Endowment is nothing to hide

Last year Northwestern’s endowment grew to $4.2 billion, making it the 14th largest endowment in the country. But as the old saying goes – it’s not the size that matters, it’s how you use it.

The board of trustees invests NU’s endowment behind closed doors, and students want to know where that money is being invested. In order to protect their investment strategy, the board is unable to fully disclose the amounts and recipients of their investments. But, it’s unfair for students to be completely excluded from the board’s investment decisions, which may have political and ethical implications.

For three years the Students for Economic Justice has been lobbying to create an advisory committee to make recommendations to the board. Other universities have successfully worked with similar institutions. In 2005 a committee of students successfully recommended that Stanford divest in companies with ties to the genocidal Sudanese government.

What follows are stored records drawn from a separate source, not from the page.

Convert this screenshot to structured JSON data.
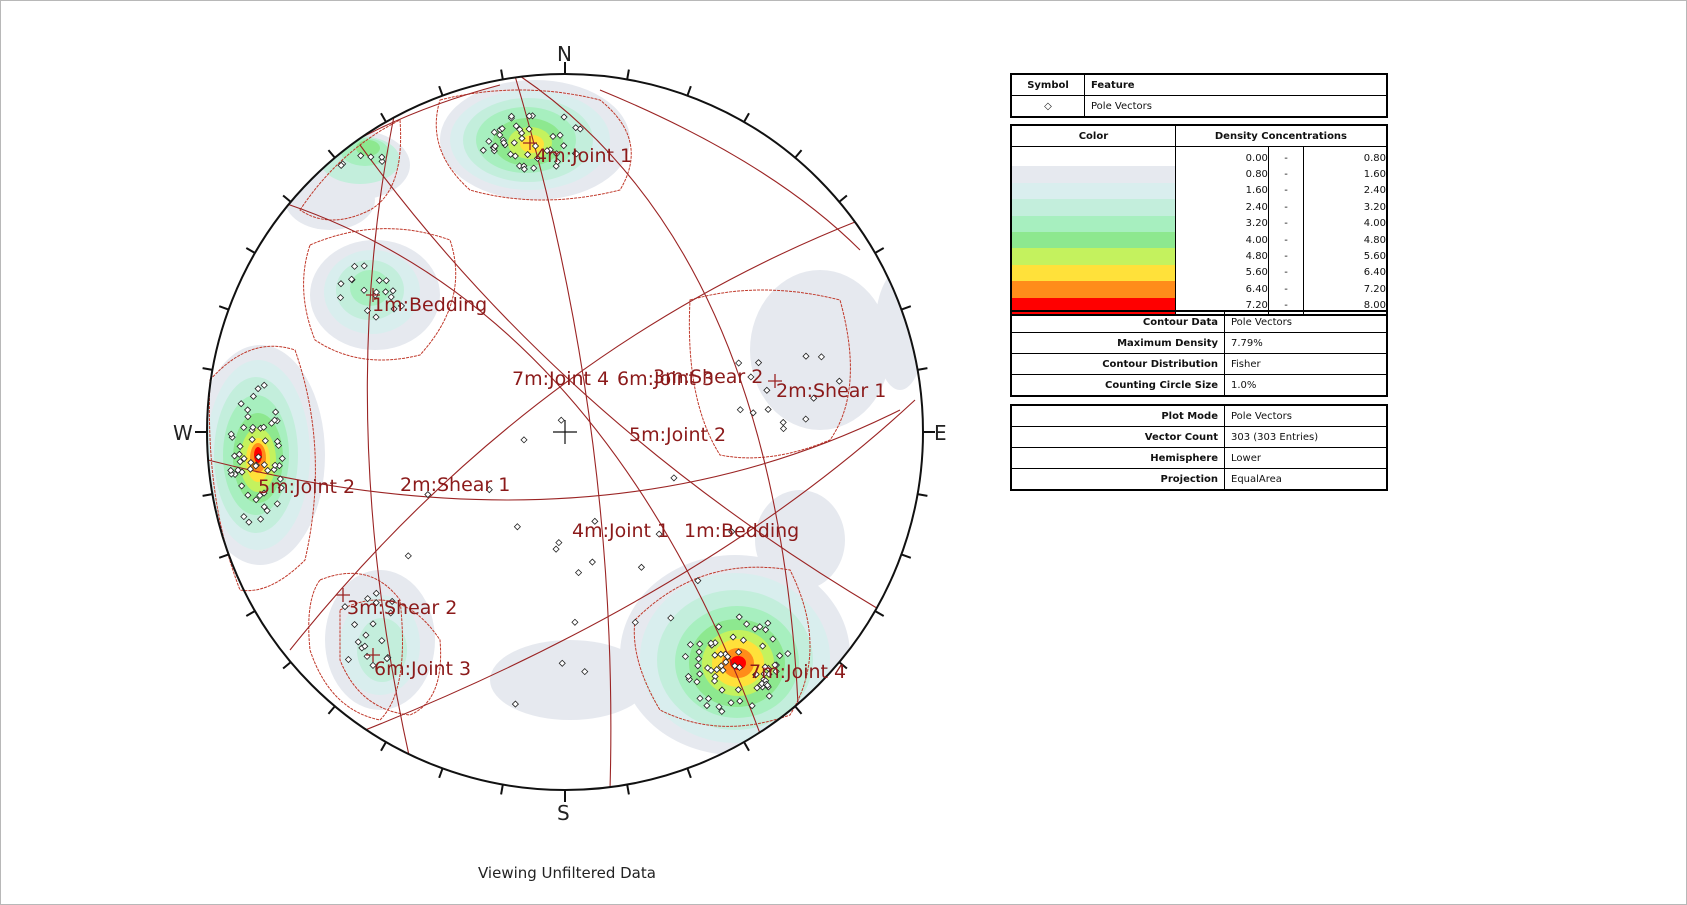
{
  "stereonet": {
    "directions": {
      "north": "N",
      "south": "S",
      "east": "E",
      "west": "W"
    },
    "plane_labels": [
      {
        "id": "4m",
        "text": "4m:Joint 1"
      },
      {
        "id": "1m",
        "text": "1m:Bedding"
      },
      {
        "id": "5m",
        "text": "5m:Joint 2"
      },
      {
        "id": "2m",
        "text": "2m:Shear 1"
      },
      {
        "id": "3m",
        "text": "3m:Shear 2"
      },
      {
        "id": "6m",
        "text": "6m:Joint 3"
      },
      {
        "id": "7m",
        "text": "7m:Joint 4"
      }
    ],
    "intersection_labels": [
      "7m:Joint 4",
      "6m:Joint 3",
      "3m:Shear 2",
      "2m:Shear 1",
      "5m:Joint 2",
      "2m:Shear 1",
      "4m:Joint 1",
      "1m:Bedding"
    ],
    "footer": "Viewing Unfiltered Data"
  },
  "legend": {
    "feature_table": {
      "headers": {
        "symbol": "Symbol",
        "feature": "Feature"
      },
      "rows": [
        {
          "symbol": "◇",
          "feature": "Pole Vectors"
        }
      ]
    },
    "density_table": {
      "headers": {
        "color": "Color",
        "density": "Density Concentrations"
      },
      "dash": "-",
      "ranges": [
        {
          "lo": "0.00",
          "hi": "0.80",
          "color": "#ffffff"
        },
        {
          "lo": "0.80",
          "hi": "1.60",
          "color": "#e6e9ef"
        },
        {
          "lo": "1.60",
          "hi": "2.40",
          "color": "#d9eeee"
        },
        {
          "lo": "2.40",
          "hi": "3.20",
          "color": "#c3eedc"
        },
        {
          "lo": "3.20",
          "hi": "4.00",
          "color": "#a7efbf"
        },
        {
          "lo": "4.00",
          "hi": "4.80",
          "color": "#8de88f"
        },
        {
          "lo": "4.80",
          "hi": "5.60",
          "color": "#c4f25e"
        },
        {
          "lo": "5.60",
          "hi": "6.40",
          "color": "#ffe13a"
        },
        {
          "lo": "6.40",
          "hi": "7.20",
          "color": "#ff8c1a"
        },
        {
          "lo": "7.20",
          "hi": "8.00",
          "color": "#ff0000"
        }
      ]
    },
    "contour_table": [
      {
        "key": "Contour Data",
        "value": "Pole Vectors"
      },
      {
        "key": "Maximum Density",
        "value": "7.79%"
      },
      {
        "key": "Contour Distribution",
        "value": "Fisher"
      },
      {
        "key": "Counting Circle Size",
        "value": "1.0%"
      }
    ],
    "plot_table": [
      {
        "key": "Plot Mode",
        "value": "Pole Vectors"
      },
      {
        "key": "Vector Count",
        "value": "303 (303 Entries)"
      },
      {
        "key": "Hemisphere",
        "value": "Lower"
      },
      {
        "key": "Projection",
        "value": "EqualArea"
      }
    ]
  },
  "colors": {
    "plane_color": "#9b2424",
    "label_color": "#8b1a1a",
    "marker_outline": "#222222"
  }
}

Who reaps the benefit of NU’s sizable endowment? Are alumni donations being used to exploit child labor, squash human rights and line the pockets of the Bush administration? Once again, silence from the university allows student imaginations to run wild. The truth is probably far more mundane, but the public will never know.

Administrators have responded to SEJ’s lobbying with cautious optimism, but NU needs to take a more active role in involving students in investment decisions. Student activism will never be as fast or as efficient as a mandate from above.

Students have an important stake in the University’s $4.2 dollar endowment. It’s time to give them a say in where that money goes.